I'm a freelance healthcare journalist, specializing in health IT, mobile health, healthcare quality fast $5000 loans-cash.net with bad credit, hospital/physician practice management and healthcare finance.

Out of hibernation

It’s been since March 29 that I’ve updated this blog. That was much longer than I had anticipated. I know it’s been too long when I start getting e-mails wondering what happened to me. Honestly, I didn’t realize this blog was that popular. Aw, shucks. I know some people have noticed that I haven’t been writing much lately for Digital HealthCare & Productivity either. I will have stories there next week, however.

As I mentioned nearly two months ago, I was buried in a huge assignment from Doctor’s Digest. I’m actually still working on some loose ends. I also took 10 much-needed days for a vacation in Italy. (Thanks, Jane Sarasohn-Kahn for your tips on Florence.)

What’s the occasion of this post? I have plenty of material saved up that will not make it into Doctor’s Digest, and I do plan on posting some of it here once the copy is finalized, likely sometime in June. For now, I choose to comment on next week’s TEPR Conference.

The sponsoring organization, the Medical Records Institute, is expecting just 2,000 people and little more than 100 exhibitors this year. That’s half what the conference drew at its peak three or four years ago. As of today, some of the invited speakers had not even been confirmed.

The spin I’m getting is that the number and quality of educational sessions have been increased.
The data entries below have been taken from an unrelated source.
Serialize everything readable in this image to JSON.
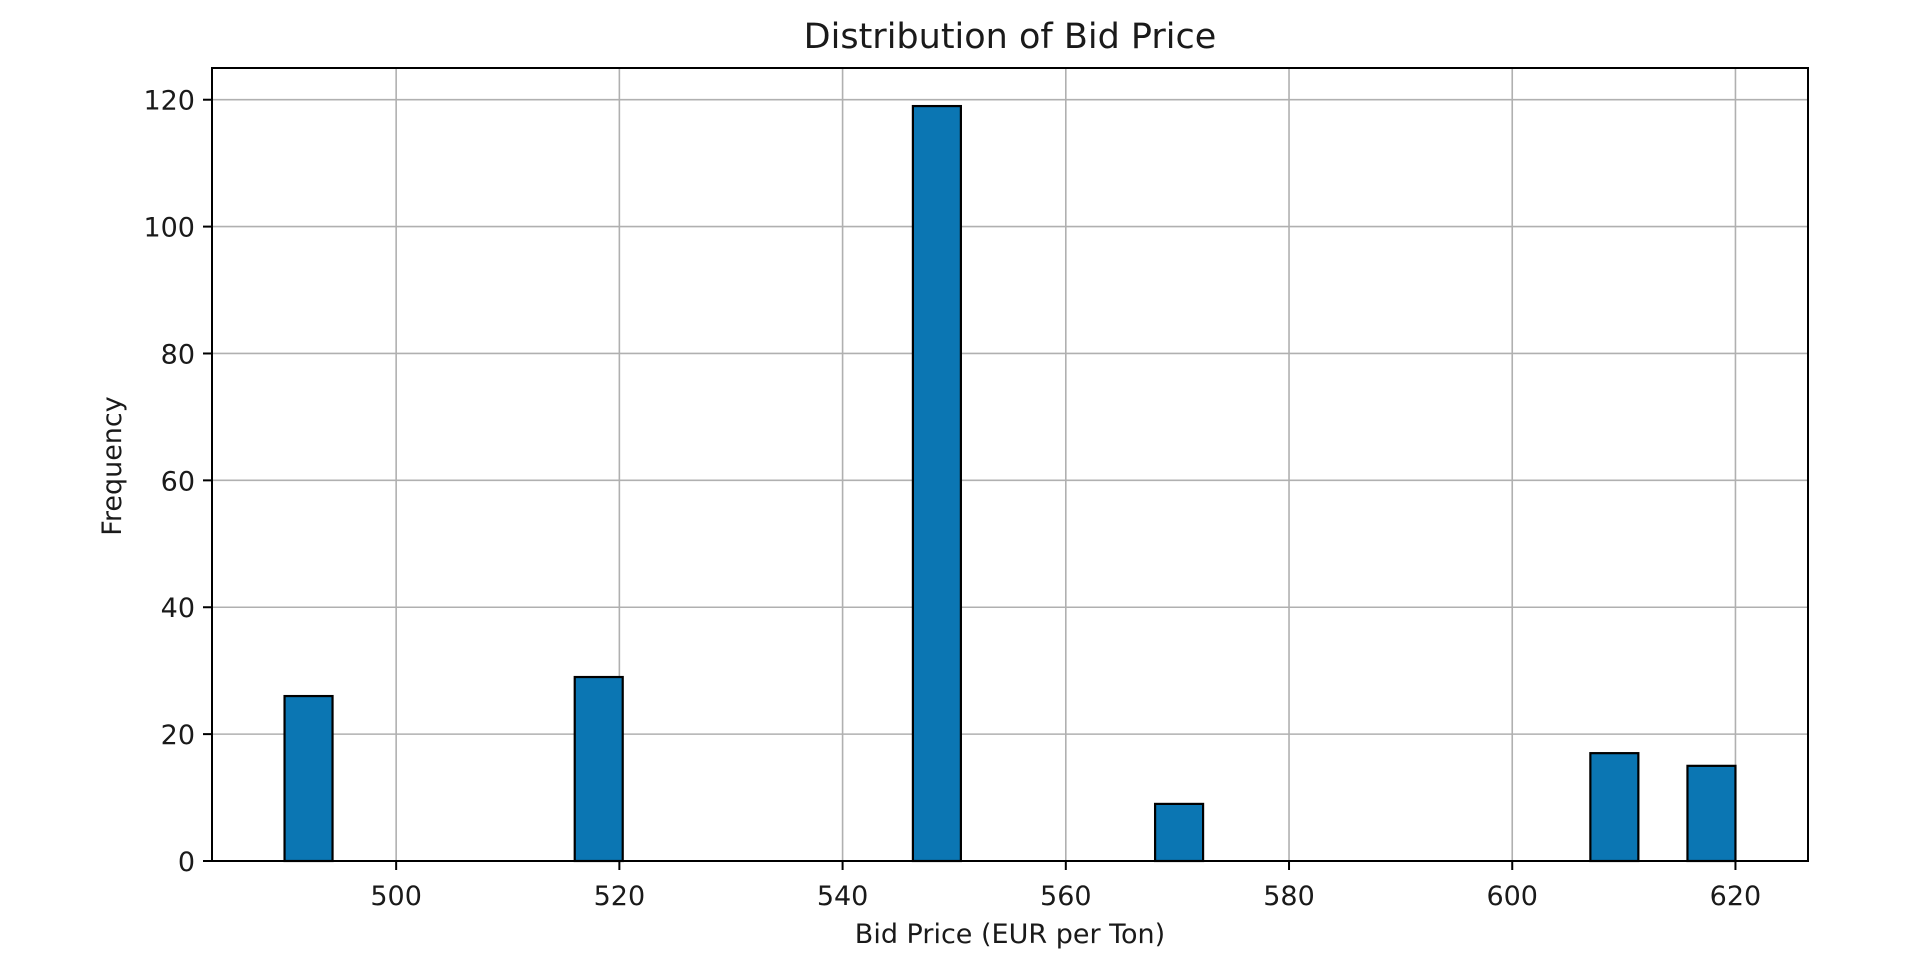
{
  "chart_data": {
    "type": "bar",
    "title": "Distribution of Bid Price",
    "xlabel": "Bid Price (EUR per Ton)",
    "ylabel": "Frequency",
    "xlim": [
      483.5,
      626.5
    ],
    "ylim": [
      0,
      125
    ],
    "xticks": [
      500,
      520,
      540,
      560,
      580,
      600,
      620
    ],
    "yticks": [
      0,
      20,
      40,
      60,
      80,
      100,
      120
    ],
    "bin_width": 4.33,
    "bins": [
      {
        "x0": 490.0,
        "x1": 494.3,
        "count": 26
      },
      {
        "x0": 516.0,
        "x1": 520.3,
        "count": 29
      },
      {
        "x0": 546.3,
        "x1": 550.6,
        "count": 119
      },
      {
        "x0": 568.0,
        "x1": 572.3,
        "count": 9
      },
      {
        "x0": 607.0,
        "x1": 611.3,
        "count": 17
      },
      {
        "x0": 615.7,
        "x1": 620.0,
        "count": 15
      }
    ],
    "grid": true,
    "colors": {
      "bar": "#0b76b3",
      "edge": "#000000",
      "grid": "#b0b0b0"
    }
  }
}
I’ll buy that one because last year featured presentations only from actual users, not vendor representatives.

Also, MRI is planning some special things for next year, the 25th edition of TEPR. First off, it will be Feb. 1-5, 2009, rather than the spring, on account of HIMSS ’09 being in April to accommodate the Chicago weather. (FYI, it was 48 degrees on the shores of Lake Michigan yesterday, May 12. Consider yourself warned.) I will be happy to go to Palm Springs, Calif., for a February TEPR next year.

Secondly, MRI is planning to pump up attendance next year by rolling back prices on registration and exhibit space to the level of the first conference in 1985.

A major focus of this year’s event is going to be the cell phone as a conduit for interoperability. The iPhone certainly is a big part of that. Somehow, I don’t expect Dr. James Mault of Microsoft to mention the iPhone during his TEPR keynote next Tuesday, however.

Speaking of Microsoft, this is the first time I’ve blogged on my new HP Pavilion notebook, running Windows Vista, and it’s really slow when I want to highlight blocks of text for hyperlinks. At least one other site I’ve used recently recomments the Mozilla Firefox browser for a Java application. I wonder if I’m having a similar problem here. Any thoughts?

May 13, 2008 I Written By

I'm a freelance healthcare journalist, specializing in health IT, mobile health, healthcare quality fast $5000 loans-cash.net with bad credit, hospital/physician practice management and healthcare finance.